Cette construction si particulière laisse penser qu’il s’agirait d’un bain juif datant du Moyen-Âge, même si les archéologues restent prudents tant que la fouille n’est pas achevée. Le mikvé est un l’un des plus grands lieux de cultes du judaïsme avec la synagogue et la Yeshiva, l’école juive. Il s’agit d’un bain dédié au rituel d’ablution, c’est-à-dire de purification du corps ou de parties du corps, afin d’entretenir la pureté familiale. Le mikvé est principalement utilisé par les femmes pour purifier leurs organes génitaux à la fin de leurs règles ou lors de la conversion au judaïsme afin de purifier le corps grâce à une immersion totale.

Découverte d’un mikvé dans le quartier juif médiéval de Saint-Paul-Trois-Châteaux.

L’étude de la structure du mikvé de Saint-Paul-Trois-Châteaux montre que des modifications ultérieures à sa construction ont été opérées et d’autres vestiges associés pourraient être révélés après des plus amples recherches.

 

SAINT-PAUL-TROIS-CHATEAUX, OU LE JUDAÏSME FRANÇAIS MÉDIÉVAL

Cette petite ville de la Drôme a une riche histoire. Son centre historique, appelé quartier de la Juiverie, fût dès le 12e siècle un lieu important de la culture judaïque. À l’époque, le quartier accueillait environ 70 familles juives dans une période peu favorable à leur tranquillité. Sous les règnes de Philippe Auguste (1165 - 1223) et de Louis IX (1226 - 1270), de nombreuses restrictions étaient imposées à la communauté juive.
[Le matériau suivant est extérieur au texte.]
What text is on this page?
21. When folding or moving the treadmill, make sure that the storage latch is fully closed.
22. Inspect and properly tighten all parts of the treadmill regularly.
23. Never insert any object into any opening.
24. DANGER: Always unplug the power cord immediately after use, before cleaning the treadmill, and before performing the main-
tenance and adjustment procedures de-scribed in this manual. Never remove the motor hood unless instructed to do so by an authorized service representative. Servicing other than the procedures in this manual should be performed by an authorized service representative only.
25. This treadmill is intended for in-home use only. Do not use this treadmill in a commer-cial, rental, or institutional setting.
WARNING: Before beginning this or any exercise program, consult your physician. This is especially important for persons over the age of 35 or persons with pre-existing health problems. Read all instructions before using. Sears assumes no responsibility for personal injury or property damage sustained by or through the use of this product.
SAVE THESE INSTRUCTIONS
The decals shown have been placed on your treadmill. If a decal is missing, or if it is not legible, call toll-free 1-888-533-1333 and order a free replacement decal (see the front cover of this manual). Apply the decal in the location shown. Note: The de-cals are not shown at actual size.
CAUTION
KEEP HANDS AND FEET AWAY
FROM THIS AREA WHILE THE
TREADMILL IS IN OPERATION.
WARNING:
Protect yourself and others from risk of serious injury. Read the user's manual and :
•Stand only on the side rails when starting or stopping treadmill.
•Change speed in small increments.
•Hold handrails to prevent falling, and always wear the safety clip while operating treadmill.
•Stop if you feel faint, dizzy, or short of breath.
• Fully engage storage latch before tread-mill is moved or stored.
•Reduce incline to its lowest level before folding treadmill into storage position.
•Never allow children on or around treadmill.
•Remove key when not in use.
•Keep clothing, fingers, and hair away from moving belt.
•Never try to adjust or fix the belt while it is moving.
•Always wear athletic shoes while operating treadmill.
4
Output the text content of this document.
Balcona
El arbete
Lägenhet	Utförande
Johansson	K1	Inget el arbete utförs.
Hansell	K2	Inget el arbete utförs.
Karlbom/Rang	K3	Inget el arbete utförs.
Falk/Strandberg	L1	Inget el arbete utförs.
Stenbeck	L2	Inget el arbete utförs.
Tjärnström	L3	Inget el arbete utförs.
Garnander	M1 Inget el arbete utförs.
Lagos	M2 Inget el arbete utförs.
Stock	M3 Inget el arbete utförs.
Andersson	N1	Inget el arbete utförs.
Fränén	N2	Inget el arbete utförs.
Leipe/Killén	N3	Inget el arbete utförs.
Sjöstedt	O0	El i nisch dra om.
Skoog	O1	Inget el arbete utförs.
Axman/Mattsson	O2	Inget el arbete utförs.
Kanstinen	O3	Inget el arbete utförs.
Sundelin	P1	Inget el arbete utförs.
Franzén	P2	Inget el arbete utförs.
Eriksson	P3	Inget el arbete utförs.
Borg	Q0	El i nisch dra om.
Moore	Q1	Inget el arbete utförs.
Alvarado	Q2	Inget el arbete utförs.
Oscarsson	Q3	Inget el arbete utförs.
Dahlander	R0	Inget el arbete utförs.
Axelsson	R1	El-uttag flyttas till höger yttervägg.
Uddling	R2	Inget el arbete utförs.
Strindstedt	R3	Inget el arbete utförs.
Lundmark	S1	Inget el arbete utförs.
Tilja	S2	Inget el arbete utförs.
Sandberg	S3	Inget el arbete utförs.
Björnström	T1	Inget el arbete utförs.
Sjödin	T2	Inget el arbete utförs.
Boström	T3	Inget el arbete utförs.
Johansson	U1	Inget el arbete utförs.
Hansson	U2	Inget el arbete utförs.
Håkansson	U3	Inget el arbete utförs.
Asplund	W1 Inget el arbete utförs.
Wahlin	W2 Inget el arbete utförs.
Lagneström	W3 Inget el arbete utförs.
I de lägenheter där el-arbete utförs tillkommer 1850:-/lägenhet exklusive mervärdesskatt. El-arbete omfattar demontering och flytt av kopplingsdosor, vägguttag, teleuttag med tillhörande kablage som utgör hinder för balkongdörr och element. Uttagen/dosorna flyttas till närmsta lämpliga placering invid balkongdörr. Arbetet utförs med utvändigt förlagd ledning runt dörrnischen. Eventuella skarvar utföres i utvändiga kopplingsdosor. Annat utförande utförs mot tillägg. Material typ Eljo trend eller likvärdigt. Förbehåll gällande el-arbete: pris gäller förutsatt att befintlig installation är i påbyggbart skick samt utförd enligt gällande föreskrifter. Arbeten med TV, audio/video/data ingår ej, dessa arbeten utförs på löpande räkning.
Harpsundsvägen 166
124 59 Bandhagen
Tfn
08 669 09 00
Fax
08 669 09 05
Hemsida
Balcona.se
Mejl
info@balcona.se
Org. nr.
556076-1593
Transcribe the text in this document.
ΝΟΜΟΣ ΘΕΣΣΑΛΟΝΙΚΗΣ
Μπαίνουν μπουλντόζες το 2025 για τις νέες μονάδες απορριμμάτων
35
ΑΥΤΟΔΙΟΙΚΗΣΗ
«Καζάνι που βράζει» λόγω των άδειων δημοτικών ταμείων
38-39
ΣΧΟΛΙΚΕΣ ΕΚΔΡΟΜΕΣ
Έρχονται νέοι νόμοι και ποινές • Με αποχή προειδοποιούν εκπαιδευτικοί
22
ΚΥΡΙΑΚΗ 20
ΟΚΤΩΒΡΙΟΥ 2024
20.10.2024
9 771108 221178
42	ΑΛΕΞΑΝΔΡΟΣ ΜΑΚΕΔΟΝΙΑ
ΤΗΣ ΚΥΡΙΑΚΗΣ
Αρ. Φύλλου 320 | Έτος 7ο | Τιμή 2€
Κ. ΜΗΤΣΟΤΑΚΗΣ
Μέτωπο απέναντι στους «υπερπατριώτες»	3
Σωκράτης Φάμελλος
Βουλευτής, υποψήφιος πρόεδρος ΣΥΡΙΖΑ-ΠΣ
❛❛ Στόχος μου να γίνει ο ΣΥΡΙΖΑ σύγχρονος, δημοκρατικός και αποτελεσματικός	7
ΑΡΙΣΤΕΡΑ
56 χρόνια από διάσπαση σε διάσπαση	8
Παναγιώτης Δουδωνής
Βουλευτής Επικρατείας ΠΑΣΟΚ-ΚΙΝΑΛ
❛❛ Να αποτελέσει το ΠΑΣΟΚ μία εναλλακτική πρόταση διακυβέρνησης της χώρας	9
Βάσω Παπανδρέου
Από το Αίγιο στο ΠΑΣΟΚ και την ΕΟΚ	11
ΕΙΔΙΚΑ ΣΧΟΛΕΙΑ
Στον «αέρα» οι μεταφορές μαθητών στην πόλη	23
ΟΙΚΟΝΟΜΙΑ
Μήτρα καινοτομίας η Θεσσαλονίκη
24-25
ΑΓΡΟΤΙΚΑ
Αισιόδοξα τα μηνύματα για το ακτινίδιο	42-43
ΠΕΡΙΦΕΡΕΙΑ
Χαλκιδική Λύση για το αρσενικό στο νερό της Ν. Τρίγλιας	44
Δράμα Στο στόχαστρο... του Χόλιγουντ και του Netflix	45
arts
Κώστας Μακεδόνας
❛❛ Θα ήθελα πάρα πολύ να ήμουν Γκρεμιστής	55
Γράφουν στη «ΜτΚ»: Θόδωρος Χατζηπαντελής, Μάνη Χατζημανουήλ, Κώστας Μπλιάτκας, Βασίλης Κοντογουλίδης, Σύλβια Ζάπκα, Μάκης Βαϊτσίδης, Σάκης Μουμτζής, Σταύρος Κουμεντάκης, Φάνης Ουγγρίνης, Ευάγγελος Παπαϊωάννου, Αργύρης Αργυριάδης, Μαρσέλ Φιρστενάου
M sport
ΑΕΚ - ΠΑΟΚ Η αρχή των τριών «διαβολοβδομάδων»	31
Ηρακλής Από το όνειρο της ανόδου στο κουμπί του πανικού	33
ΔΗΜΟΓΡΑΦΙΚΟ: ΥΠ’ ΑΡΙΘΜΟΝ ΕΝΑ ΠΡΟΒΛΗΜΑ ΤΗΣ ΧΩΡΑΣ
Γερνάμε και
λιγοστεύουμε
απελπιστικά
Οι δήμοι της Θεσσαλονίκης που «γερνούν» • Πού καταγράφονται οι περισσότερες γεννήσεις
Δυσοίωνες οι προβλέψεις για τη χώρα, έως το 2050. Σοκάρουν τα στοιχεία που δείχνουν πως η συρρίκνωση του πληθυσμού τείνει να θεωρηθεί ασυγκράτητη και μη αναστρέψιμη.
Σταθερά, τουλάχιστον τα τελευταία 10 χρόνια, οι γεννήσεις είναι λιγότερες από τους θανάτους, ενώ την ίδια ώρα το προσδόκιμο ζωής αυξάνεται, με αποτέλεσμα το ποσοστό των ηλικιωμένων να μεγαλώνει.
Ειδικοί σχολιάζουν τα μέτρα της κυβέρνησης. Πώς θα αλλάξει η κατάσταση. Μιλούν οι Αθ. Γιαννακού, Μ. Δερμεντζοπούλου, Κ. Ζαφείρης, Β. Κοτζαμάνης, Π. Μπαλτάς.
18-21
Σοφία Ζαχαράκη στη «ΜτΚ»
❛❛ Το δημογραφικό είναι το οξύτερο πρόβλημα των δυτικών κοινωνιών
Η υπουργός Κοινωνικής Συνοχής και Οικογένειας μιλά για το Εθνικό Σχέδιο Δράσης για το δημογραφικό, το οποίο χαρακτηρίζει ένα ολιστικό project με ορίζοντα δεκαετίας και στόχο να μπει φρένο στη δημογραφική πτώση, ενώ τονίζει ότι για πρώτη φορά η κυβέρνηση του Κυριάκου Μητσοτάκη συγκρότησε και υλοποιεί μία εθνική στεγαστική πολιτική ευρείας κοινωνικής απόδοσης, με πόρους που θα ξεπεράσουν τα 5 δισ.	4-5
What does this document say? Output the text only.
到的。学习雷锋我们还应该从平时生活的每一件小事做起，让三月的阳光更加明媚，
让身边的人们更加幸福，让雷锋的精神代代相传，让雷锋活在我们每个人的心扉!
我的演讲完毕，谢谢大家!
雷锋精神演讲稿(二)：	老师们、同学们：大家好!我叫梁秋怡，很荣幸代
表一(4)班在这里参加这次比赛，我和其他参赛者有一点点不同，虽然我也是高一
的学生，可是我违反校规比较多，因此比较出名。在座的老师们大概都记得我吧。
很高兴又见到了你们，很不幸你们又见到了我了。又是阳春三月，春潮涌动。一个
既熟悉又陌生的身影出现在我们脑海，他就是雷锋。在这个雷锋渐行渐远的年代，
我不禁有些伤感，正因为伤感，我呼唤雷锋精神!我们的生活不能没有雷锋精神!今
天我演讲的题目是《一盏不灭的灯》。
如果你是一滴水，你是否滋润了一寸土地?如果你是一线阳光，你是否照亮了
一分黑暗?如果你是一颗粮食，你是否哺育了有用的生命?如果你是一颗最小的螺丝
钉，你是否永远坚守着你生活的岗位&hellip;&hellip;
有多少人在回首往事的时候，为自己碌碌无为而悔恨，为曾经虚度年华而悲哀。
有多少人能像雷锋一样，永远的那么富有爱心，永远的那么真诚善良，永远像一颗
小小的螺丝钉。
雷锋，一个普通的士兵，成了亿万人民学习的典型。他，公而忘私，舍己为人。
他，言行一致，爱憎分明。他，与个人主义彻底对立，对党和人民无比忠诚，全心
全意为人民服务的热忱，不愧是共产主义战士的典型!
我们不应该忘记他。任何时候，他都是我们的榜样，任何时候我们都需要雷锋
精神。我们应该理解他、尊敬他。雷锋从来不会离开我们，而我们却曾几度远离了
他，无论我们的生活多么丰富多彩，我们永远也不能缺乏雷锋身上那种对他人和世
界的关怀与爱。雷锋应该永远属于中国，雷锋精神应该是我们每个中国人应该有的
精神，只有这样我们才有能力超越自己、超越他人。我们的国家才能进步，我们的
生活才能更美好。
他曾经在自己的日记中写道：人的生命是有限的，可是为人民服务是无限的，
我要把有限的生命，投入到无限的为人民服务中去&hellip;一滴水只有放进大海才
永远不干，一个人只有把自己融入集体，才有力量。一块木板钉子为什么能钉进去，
La ville fût longtemps protégée par son statut de cité épiscopale. Elle ne répondait donc qu’à l’autorité du Saint-Empire Romain Germanique et était préservée des sanctions de la monarchie française. Saint-Paul-Trois-Châteaux offrait une alternative et une tranquillité de vie, sociale et religieuse, pour les Juifs de France. Le quartier de la Juiverie était fermé le soir pour assurer leur sécurité. La cité fût un foyer pérenne jusqu’au 15e siècle où la répression, que d'aucuns considéraient comme inévitable, fût telle qu’en 1486, il n’y restait plus que trois familles juives à Saint-Paul-Trois-Châteaux.

Consciente de son potentiel patrimonial, la commune de Saint-Paul-Trois-Châteaux a acquis un îlot d’habitations dans les années 1990 afin de pouvoir valoriser l’histoire qu’elles représentent. C’est dans la même démarche que, depuis 2014, des études sur les bâtis du centre historique ont été lancées. Études grâce auxquelles ce mikvé a été mis au jour.